The company uses large amounts of electricity, diesel fuel, liquid asphalt and other petroleum-based resources, subject to potential supply constraints and significant price fluctuation, which could affect operating results and profitability. Variability in the supply and prices of these resources could affect the company’s operating costs and the rising costs could erode profitability.
Vulcan is susceptible to bad weather conditions, including hurricanes, tornadoes and other weather events, as most of its products are used outdoors in the public or private construction industry. Also, the company’s production and distribution facilities are located outdoors. Inclement weather affects both the company’s ability to produce and distribute products and affects demand as construction work can be hampered by weather.
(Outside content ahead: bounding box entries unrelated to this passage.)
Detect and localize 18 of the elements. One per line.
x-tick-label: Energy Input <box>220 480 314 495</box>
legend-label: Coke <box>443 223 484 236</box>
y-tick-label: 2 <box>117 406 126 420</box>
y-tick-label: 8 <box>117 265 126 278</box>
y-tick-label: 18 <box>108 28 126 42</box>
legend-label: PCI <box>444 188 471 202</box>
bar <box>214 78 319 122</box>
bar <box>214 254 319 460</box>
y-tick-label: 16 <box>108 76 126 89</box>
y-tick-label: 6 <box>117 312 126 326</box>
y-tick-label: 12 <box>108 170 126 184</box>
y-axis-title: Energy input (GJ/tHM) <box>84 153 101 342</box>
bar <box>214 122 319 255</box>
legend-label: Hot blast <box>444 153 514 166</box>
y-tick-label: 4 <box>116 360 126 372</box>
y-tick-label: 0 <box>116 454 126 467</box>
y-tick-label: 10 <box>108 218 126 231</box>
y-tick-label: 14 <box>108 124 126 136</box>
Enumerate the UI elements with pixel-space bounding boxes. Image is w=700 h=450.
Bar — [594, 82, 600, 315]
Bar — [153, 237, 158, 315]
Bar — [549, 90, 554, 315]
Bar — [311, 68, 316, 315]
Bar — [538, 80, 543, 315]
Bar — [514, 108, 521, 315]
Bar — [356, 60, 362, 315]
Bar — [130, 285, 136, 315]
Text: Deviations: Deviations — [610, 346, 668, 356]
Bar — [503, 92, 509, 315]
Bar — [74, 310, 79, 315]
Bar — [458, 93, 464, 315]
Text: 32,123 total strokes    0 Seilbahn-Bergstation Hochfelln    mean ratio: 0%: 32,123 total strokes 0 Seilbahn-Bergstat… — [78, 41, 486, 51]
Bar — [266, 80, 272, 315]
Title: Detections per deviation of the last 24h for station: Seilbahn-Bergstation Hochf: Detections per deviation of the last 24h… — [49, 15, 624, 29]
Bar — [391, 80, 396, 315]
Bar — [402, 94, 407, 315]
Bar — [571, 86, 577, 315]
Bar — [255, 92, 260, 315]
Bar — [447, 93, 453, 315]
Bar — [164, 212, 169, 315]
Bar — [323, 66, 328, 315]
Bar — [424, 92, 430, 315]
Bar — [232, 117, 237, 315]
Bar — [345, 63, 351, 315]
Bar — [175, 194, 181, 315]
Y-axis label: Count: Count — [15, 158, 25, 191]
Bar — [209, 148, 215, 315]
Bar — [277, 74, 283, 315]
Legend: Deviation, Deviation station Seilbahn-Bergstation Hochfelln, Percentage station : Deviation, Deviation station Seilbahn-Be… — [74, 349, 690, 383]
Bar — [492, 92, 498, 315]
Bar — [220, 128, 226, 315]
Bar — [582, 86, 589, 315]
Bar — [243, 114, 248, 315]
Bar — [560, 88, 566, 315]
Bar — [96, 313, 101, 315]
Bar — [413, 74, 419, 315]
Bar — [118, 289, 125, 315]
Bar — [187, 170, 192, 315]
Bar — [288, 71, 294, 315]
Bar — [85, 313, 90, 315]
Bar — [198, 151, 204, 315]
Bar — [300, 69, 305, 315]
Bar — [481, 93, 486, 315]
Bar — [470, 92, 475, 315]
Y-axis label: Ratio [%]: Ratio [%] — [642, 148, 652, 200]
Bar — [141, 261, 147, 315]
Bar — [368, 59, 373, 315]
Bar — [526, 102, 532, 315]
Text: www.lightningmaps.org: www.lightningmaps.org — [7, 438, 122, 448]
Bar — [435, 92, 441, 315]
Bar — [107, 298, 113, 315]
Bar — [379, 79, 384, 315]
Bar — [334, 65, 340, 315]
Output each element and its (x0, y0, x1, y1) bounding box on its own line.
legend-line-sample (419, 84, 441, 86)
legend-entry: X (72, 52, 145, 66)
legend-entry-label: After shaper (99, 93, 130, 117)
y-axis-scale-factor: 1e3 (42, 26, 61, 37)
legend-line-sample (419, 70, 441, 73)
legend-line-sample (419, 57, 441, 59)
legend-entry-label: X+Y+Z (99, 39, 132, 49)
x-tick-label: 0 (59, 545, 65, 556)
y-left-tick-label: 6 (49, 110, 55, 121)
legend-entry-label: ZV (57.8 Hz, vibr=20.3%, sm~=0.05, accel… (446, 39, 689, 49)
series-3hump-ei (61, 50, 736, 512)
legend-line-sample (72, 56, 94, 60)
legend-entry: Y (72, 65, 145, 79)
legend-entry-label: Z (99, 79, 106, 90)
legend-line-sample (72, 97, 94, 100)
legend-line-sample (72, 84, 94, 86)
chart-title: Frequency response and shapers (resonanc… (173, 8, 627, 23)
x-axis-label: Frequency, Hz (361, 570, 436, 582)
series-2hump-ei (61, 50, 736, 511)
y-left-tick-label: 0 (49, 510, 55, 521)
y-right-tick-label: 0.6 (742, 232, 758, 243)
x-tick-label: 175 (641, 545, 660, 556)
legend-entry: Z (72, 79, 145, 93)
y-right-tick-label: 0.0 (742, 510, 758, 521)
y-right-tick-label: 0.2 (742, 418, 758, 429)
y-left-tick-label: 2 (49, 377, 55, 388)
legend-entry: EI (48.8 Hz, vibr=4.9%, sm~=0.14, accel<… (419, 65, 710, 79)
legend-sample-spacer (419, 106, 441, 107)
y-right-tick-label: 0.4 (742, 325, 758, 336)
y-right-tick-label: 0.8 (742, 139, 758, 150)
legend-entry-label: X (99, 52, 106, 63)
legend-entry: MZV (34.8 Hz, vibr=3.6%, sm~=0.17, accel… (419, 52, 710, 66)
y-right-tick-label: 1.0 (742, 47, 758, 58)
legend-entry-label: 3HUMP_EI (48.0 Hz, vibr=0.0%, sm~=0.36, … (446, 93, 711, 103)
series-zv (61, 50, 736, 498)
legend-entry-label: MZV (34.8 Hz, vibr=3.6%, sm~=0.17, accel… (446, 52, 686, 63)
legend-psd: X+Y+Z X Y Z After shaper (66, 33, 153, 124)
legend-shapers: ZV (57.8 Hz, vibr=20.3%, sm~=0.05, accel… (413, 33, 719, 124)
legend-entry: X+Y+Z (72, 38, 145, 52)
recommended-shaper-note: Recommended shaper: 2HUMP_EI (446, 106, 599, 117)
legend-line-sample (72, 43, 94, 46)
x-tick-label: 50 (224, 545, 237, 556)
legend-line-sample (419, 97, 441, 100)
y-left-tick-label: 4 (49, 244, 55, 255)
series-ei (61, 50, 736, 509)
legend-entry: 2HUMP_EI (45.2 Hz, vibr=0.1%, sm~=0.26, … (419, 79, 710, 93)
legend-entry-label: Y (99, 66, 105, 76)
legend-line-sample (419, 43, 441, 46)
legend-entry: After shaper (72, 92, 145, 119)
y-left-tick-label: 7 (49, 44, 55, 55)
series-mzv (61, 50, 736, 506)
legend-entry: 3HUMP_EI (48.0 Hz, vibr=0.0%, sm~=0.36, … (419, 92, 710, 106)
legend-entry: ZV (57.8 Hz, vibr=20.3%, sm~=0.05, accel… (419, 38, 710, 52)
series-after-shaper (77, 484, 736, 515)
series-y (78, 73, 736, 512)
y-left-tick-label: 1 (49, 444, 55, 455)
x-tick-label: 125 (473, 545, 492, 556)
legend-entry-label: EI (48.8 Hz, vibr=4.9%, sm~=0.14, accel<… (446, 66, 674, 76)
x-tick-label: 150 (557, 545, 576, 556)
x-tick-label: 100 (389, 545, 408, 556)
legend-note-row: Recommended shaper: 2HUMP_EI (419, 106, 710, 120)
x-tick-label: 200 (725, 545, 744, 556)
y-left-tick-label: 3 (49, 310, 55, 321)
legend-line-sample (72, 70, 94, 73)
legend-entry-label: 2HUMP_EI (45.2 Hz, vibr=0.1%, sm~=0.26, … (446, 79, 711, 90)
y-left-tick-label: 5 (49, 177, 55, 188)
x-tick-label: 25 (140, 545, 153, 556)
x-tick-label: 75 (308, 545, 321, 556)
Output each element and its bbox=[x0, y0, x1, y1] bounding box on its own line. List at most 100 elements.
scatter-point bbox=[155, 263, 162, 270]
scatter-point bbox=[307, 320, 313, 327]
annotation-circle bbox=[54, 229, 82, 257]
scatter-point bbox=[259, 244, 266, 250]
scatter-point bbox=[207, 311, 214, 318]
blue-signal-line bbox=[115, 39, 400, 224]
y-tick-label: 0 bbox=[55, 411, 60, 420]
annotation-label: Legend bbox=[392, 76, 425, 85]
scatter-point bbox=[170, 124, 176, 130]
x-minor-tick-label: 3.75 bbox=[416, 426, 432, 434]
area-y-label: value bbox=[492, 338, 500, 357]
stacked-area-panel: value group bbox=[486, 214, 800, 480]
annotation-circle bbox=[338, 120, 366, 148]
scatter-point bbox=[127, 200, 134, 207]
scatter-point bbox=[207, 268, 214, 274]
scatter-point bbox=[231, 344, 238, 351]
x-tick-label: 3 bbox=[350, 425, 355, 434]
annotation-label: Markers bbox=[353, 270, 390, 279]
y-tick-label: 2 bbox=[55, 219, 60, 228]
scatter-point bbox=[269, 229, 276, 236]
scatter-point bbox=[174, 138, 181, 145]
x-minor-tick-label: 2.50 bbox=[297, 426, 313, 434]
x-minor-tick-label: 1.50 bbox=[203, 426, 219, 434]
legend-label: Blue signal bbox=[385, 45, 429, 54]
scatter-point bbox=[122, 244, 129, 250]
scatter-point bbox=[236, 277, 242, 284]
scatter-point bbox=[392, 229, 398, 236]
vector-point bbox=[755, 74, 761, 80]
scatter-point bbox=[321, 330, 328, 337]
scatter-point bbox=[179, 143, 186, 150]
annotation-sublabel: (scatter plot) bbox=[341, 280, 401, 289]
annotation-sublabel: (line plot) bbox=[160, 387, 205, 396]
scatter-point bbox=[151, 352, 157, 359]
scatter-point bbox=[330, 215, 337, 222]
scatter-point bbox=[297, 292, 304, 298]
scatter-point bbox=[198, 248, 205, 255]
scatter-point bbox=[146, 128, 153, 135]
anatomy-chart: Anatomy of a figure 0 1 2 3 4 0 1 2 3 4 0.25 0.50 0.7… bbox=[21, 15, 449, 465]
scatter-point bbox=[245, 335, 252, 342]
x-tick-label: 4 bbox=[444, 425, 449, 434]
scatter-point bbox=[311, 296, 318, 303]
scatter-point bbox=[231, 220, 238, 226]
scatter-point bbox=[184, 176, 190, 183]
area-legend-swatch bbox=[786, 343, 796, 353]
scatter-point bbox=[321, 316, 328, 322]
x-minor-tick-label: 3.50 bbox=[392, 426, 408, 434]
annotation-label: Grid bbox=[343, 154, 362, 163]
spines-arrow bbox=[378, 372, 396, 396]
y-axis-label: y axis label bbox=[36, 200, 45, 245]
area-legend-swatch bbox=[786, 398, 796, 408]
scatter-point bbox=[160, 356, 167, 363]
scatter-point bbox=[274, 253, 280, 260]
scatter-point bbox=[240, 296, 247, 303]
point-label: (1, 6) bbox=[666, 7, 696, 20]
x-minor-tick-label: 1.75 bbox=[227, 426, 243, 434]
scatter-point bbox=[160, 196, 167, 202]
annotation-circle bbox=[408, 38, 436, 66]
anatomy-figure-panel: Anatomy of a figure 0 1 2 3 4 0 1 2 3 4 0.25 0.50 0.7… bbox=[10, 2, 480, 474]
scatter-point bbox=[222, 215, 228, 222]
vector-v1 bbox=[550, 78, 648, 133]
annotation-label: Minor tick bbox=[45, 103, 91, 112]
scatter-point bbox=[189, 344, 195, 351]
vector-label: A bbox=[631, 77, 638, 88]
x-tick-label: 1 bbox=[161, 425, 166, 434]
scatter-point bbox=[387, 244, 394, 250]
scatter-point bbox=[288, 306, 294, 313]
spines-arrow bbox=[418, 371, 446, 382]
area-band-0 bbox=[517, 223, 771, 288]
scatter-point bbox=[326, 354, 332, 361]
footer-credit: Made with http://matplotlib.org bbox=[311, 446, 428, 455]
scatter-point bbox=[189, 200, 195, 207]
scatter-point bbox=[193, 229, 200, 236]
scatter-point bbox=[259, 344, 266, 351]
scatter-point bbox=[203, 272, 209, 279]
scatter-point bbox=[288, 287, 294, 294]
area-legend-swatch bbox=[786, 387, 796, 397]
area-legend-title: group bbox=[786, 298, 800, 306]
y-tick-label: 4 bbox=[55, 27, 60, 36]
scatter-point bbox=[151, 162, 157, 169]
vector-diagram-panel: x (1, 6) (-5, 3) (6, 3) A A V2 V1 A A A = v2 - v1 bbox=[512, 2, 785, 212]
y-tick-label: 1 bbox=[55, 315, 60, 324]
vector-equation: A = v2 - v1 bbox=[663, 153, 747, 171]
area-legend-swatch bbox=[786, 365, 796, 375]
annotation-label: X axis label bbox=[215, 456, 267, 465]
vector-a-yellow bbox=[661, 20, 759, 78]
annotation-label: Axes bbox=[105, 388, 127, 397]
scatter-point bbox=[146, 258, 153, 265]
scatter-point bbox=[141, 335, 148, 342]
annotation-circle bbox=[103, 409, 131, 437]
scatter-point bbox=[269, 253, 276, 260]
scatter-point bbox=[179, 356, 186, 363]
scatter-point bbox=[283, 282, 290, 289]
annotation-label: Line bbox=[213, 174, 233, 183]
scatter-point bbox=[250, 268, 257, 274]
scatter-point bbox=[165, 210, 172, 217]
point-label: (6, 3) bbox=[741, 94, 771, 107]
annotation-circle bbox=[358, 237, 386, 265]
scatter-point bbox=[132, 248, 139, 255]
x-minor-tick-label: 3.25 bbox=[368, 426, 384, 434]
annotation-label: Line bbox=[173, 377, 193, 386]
A Brief Overview of Above-Mentioned Stocks
Summit Materials: The construction material company is based in Denver, CO. Migration activity amid the pandemic continues to favor rural and exurban markets. Additionally, the strong execution of its Elevate Summit strategy and higher average selling prices for aggregates have been aiding the company to drive growth. SUM remains focused on sustainable improvement via investments in green fields and end markets that are underpinned by sturdy growth fundamentals.
Estimates for Summit Materials’ 2022 earnings indicate year-over-year growth of 24.1%.
Martin Marietta: Based in Raleigh, NC, Martin Marietta produces and supplies construction aggregates as well as other heavy building materials — mainly cement — in the United States. Expanded infrastructure investment along with recovering private non-residential markets and heavy industrial projects of scale are expected to support near-term shipment levels. Also, the Lehigh West Region and Tiller buyouts will enhance its reach in new geographies for persistent industry-leading growth.
Estimates for Martin Marietta’s 2022 earnings suggest year-over-year growth of 8.1%.
Eagle Materials: This Dallas, TX-based company is benefiting from the improved cement, concrete and aggregates sales volume as well as the solid contribution from the recently acquired Kosmos Cement business. Higher pricing is adding to the positives.
Earnings estimates for fiscal 2023 suggest 24.9% year-over-year growth.